D’adjointe administrative à chargée de compte

, par Florence Tison.

Notre secrétaire de la semaine est en réalité une chargée de compte. En quoi consiste son travail et comment elle s’est retrouvée assise sur cette chaise? Les réponses ici!

En tant que chargé de compte, il est essentiel d’être à l’écoute du client et d’être capable de gérer la pression, selon Julie Blackburn de l’équipe de Kimoby, une entreprise de Québec qui offre une application Web pour la gestion des communications par messagerie texte.

Quel est votre parcours académique et professionnel ?

Un emploi pour vous?

Mes études ne sont pas directement reliées mon travail actuel, sauf pour une partie où j’ai fait une formation en technique de recherche, enquête et sondage. J’ai commencé comme réceptionniste. J’ai eu à travailler dans différents domaines, que ce soit au niveau comptable, légal ou au service à la clientèle.

Je suis partie de la résidence de la gouverneure générale Jeanne Sauvé, en allant jusqu’à Ameublement Tanguay. J’ai travaillé dans le droit corporatif également. J’ai un petit peu changé mon parcours après avoir eu mes enfants pour devenir adjointe administrative. Puis, je suis retournée à mes anciennes amours. J’adore travailler avec les gens, j’aime le support aux clients. Je ne trouvais plus mon compte comme adjointe.
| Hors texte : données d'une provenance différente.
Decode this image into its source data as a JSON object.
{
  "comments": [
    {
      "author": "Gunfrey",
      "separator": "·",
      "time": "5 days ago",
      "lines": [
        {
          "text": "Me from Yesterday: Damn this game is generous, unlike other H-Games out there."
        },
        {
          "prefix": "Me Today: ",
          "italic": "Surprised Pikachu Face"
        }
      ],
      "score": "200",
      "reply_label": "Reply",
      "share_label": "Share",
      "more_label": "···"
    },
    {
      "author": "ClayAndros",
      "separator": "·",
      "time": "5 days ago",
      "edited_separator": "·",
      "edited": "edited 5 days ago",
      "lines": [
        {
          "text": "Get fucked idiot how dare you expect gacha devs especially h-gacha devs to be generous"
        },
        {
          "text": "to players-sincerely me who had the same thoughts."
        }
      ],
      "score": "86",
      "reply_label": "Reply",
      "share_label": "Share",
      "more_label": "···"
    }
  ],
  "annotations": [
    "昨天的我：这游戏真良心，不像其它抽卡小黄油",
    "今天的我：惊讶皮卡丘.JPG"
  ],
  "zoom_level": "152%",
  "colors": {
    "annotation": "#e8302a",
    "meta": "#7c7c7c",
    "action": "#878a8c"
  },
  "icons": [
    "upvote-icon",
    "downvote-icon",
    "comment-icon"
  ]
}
En quoi consiste votre travail de chargée de comptes actuellement ?

Au quotidien, c’est très, très variable. Ce n’est pas quelque chose qui est redondant, pas du tout. Ça va consister à faire des appels de déploiement, ensuite des suivis et du support avec les clients, et avoir un lien également avec les programmeurs qui sont en place. On va travailler en équipe avec eux. C’est donc la communication tant avec les clients qu’à l’interne.

Quelle personnalité faut-il pour occuper un tel emploi ?

Il faut être à l’écoute du client pour pouvoir répondre aux besoins adéquatement et aimer avoir une variété dans les tâches à exécuter, en étant capable de travailler sous pression. Les demandes peuvent venir par courriel, par téléphone, par le chat, et ce, tout en même temps. Il faut gérer ses priorités. On travaille avec des gens qui ne sont pas nécessairement très technos. Il faut être calme, parce qu’eux peuvent avoir une panique à l’autre bout de la ligne puisqu’ils ne comprennent pas ce qu’ils ont à faire. Il y a une empathie à avoir à travers tout ça.

Quel conseil donneriez-vous à quelqu’un qui débute dans le métier ?

Je pense que c’est une question d’être dynamique et proactif dans le travail. Si on a le goût de communication avec les gens, si on aime aider les autres, c’est vraiment une ligne de travail qui est extraordinaire pour ça. C’est aussi d’apprendre à connaître le produit que l’on a pour être capable de le montrer, de l’utiliser.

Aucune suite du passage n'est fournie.